Die Ansarollah bezichtigen die Inhaftierten der Spionage für die USA und Israel. Unter anderem hätten sie einen großen israelischen Luftangriff im August mit ermöglicht, bei dem der Premierminister der Regierung der nationalen Rettung der Ansarollah sowie fast die Hälfte seines Kabinetts getötet wurden. Die Beschuldigten seien unter dem Deckmantel humanitärer Organisationen mit fortschrittlicher Spionageausrüstung in die jemenitischen Kommunikationssysteme und in staatliche Institutionen eingedrungen und hätten Informationen an US-amerikanische und israelische Geheimdienste weitergegeben. Die Anschuldigungen richten sich nicht gegen internationale und UN-Organisationen in ihrer Gesamtheit, sondern gegen Einzelpersonen, die diese infiltriert hätten und ausnutzten, so eine am Sonnabend veröffentlichte Erklärung des Ministeriums für äußere Angelegenheiten der Ansarollah-Regierung, das zugleich seine Wertschätzung der Arbeit humanitärer Organisationen zum Ausdruck brachte.

Die Vorwürfe sind nicht neu: Im Juni 2024 gaben die Ansarollah bekannt, sie hätten eines der größten US-amerikanisch-israelischen Spionagenetzwerke im Jemen aufgedeckt. Das Netzwerk habe insbesondere Finanzierungsquellen für Einrichtungen der Armee, Geheimdienstaktivitäten und die militärischen Fähigkeiten der Ansarollah ausspioniert, den USA und Israel seien entsprechende Koordinaten zugespielt worden. Zudem seien staatliche Behörden infiltriert und jemenitische Persönlichkeiten, insbesondere im Öl- und Handelssektor, rekrutiert worden. Durch das Einschleusen von Spionen ins Landwirtschaftsministerium sei versucht worden, die nationale Produktivität zu untergraben und die Abhängigkeit des Jemen von Importen zu erhöhen. Dazu seien sogar Schädlinge und giftige Pestizide eingeführt, nicht nachhaltige Saatgutarten subventioniert, Viehseuchen verursacht und die Bodenqualität durch schädliche Düngemittel verschlechtert worden. Auch habe man Krankheiten und Epidemien in die von den Ansarollah kontrollierten Gebiete eingeschleust.
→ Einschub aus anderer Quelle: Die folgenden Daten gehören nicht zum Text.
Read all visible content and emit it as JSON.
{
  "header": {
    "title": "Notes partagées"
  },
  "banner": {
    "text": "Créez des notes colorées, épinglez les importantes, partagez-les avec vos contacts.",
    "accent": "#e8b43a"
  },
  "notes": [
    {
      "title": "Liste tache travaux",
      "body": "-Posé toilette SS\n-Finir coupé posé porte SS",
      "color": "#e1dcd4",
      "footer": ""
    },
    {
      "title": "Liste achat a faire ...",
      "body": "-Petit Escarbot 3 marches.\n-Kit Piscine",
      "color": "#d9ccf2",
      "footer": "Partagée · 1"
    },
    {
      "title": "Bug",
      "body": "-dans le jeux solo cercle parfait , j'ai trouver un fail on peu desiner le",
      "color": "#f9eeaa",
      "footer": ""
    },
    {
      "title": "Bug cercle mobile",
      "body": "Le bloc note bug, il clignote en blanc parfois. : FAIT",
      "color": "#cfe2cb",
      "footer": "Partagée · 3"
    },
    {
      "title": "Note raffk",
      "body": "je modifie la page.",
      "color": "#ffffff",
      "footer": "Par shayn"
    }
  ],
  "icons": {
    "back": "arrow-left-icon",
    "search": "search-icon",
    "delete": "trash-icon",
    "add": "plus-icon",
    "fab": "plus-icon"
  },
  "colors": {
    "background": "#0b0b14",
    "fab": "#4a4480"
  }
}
Schon damals lautete der Vorwurf, die meisten Mitglieder des Spionagenetzwerks hätten unter dem Deckmantel internationaler und UN-Organisationen agiert, nachdem Washington zuvor über die US-amerikanische Botschaft laufende Aktivitäten im Februar 2015 eingestellt habe. Und schon damals machte Mohammed Ali Al-Huthi, Mitglied des Obersten Politischen Rates der Ansarollah, deutlich, man richte sich keinesfalls gegen UN- und andere humanitäre Organisationen und sei zudem bereit, die gegen die Beschuldigten gewonnenen Erkenntnisse an eine neutrale dritte Partei zu übergeben. Kürzlich haben mehrere arabische Medien aufgedeckt, dass der israelische Geheimdienst über bezahlte Anzeigen in sogenannten sozialen Medien versucht, Opponenten der Ansarollah zu rekrutieren. Zugleich bauen die Vereinigten Arabischen Emirate in Kooperation mit Israel seit Jahren Militär- und Geheimdienststützpunkte auf mehreren jemenitischen Inseln aus.

Die Spionagevorwürfe richten sich nicht ausschließlich gegen die USA und Israel: Im Januar erklärte die Ansarollah, ein Spionagenetzwerk des britischen Geheimdienstes MI6 und des saudischen Geheimdienstes enttarnt zu haben. Dessen Ziele seien die Gewinnung von Informationen über Raketenanlagen, Militär- und Sicherheitseinrichtungen sowie die Verfolgung hochrangiger militärischer und politischer Ansarollah-Mitglieder gewesen.